Manual of soap

03.17.2016
Coalescence IV  (oil on linen) © Matthew Johnson (Olsen Irwin Gallery)

Coalescence IV (oil on linen) © Matthew Johnson (Olsen Irwin Gallery)

Soap was already in use a thousand years before the Christian era. Similar cleaning solutions were used in Mesopotamia several thousand years before that. It has changed in shape and composition, its variations are legion, but soap still has the monopoly in global hygiene.
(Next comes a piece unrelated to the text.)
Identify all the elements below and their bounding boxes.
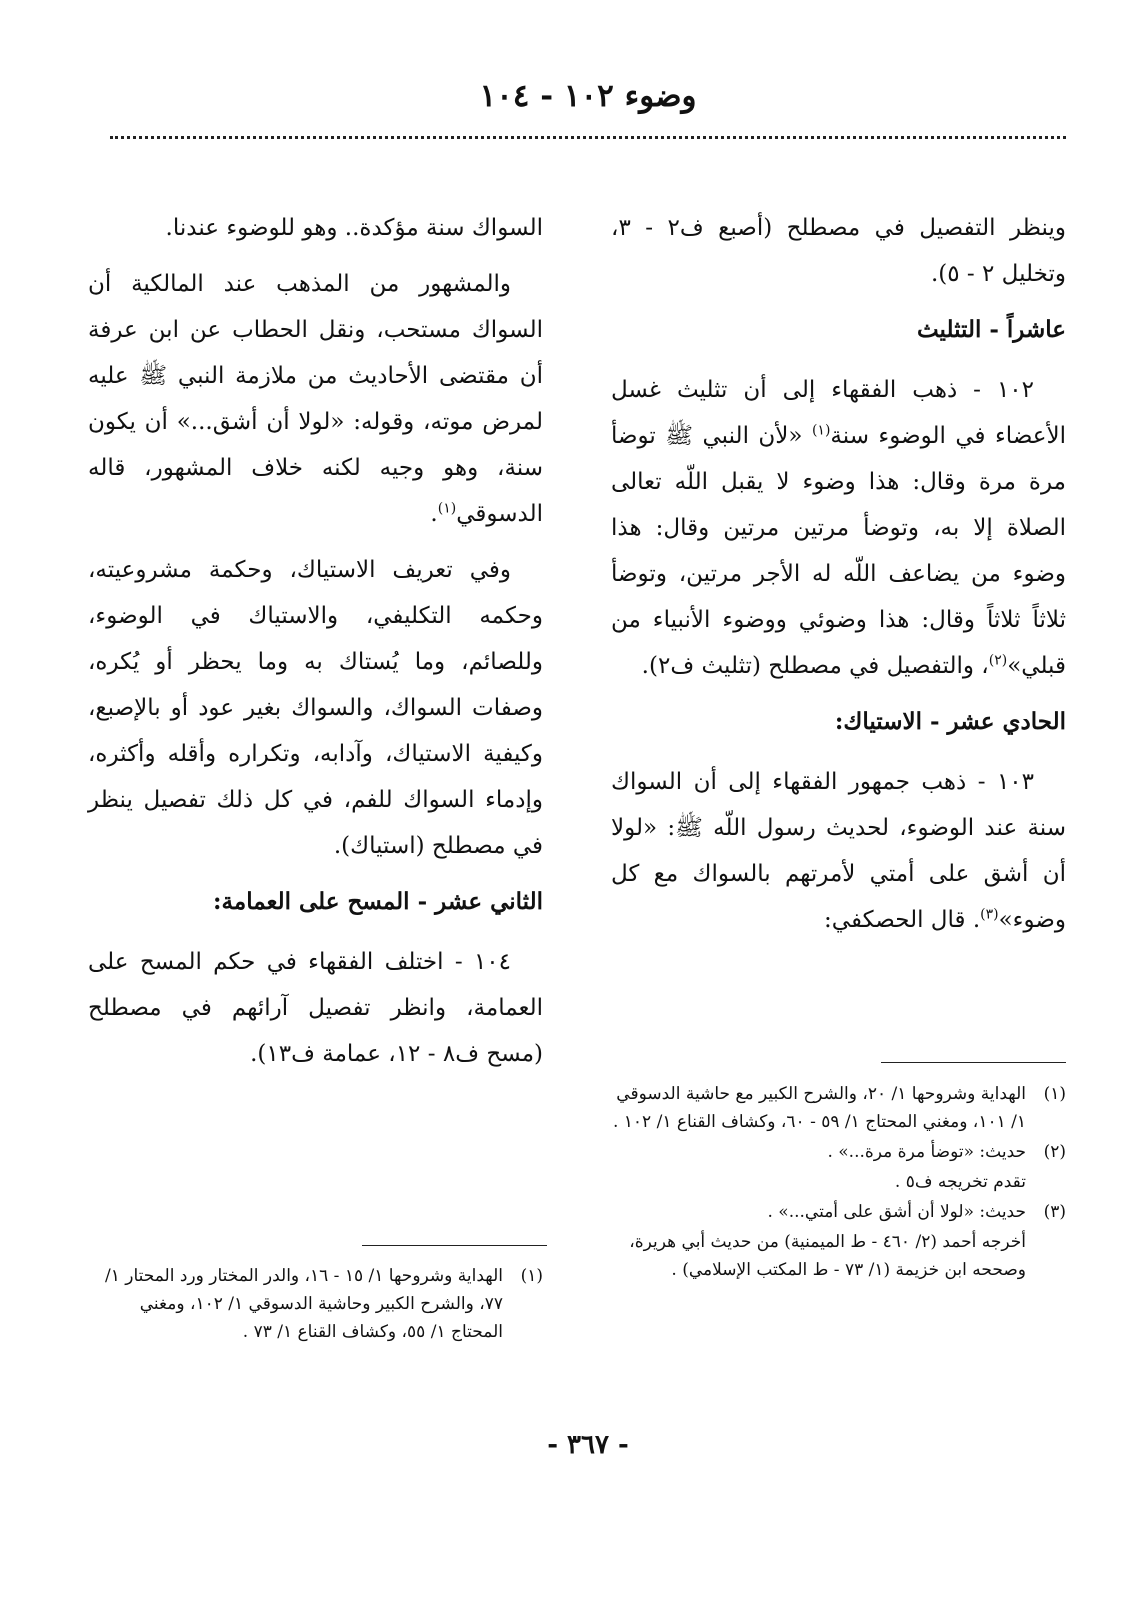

So what did soap look like over all these years, when its ingredients are never the same, and neither are its uses? Soap is a composite whose compounds at one end attract water and at the other attract fats. When stirred (with water if it is solid) this aggregate of molecules with its contrary properties lathers and makes bubbles: in this unstable state, these so-called amphiphilic molecules retain the fats on one side (in this case, the dirt) and combine with water on the other. And we’re clean. But these bubbles had generations of scientists in turmoil, leaving them high and dry, or even in dirty water. These compounds come from a reaction known as saponification. This uses fatty acids (animal fats, plants, vegetable oils, etc.) and metallic salts (soda or potassium hydroxide, or caustic potash), often by hot process. Then come various operations and additives to form soap: an infinite variety, solid, liquid and scented. Although saponification was known and implemented for thousands of years and in thousands of ways, it was not until 1810 that Michel-Eugène Chevreul (him again!) managed to report its chemical process, hydrolysis. Thus began the industrialisation of soap (19th century) and the invention of synthetic compounds (20th century). But the word soap includes all the industrial washing products, or detergents, made in the petrochemical industry.

In the empires and dynasties located between the Tigris and the Euphrates, then in Egypt, washing paste was cooked, made of fats – vegetable oil or animal fat (tallow), white salt, ash and clay. In Syria, soap from the town of Aleppo made of olive oil, soda and bay tree berries was famous long before our time, and sold in the Mediterranean gulf.

With the coastal waterways between the Middle East, Italy and Spain, Marseille became a hub for shipping raw materials. Craftspeople from all countries came there, and the city became a centre for soap. With its olive trees, sea salt and alkali (or ash) from Camargue, the Provence region provides the best raw materials for the soap industry. And yet everyone, from the Arabs and Turks to the Vikings, made soap in their different ways. It was mainly used for washing fabrics or in public baths.

Water was long suspected of spreading infection, and was not allowed to be used for washing people. Baths reappeared in Europe in the late 18th century, but did not become a hygiene habit until the following century, when cleanliness became a moral value, taught at school and in the army. Soap gradually came into the picture… For the record, when the Austro-Hungarian obstetrician I.P. Semmelweis demonstrated in the latter half of the 19th century that it was necessary to wash one’s hands between dissecting a corpse and delivering a baby to reduce the number of maternal deaths from puerperal fever, he had the whole medical community against him; he was not proved right until after his death. Graphs comparing the use of soap and incidences of infant mortality have since shown the importance of hygiene, and first in the fight against epidemics.

The vast history of soap spans several eras, and probably all the continents and all cultures. Today soaps have become one of life’s pleasures, a beauty treatment that feeds, softens and perfumes the skin. But one essential law of chemistry remains: the more it lathers, the cleaner it is.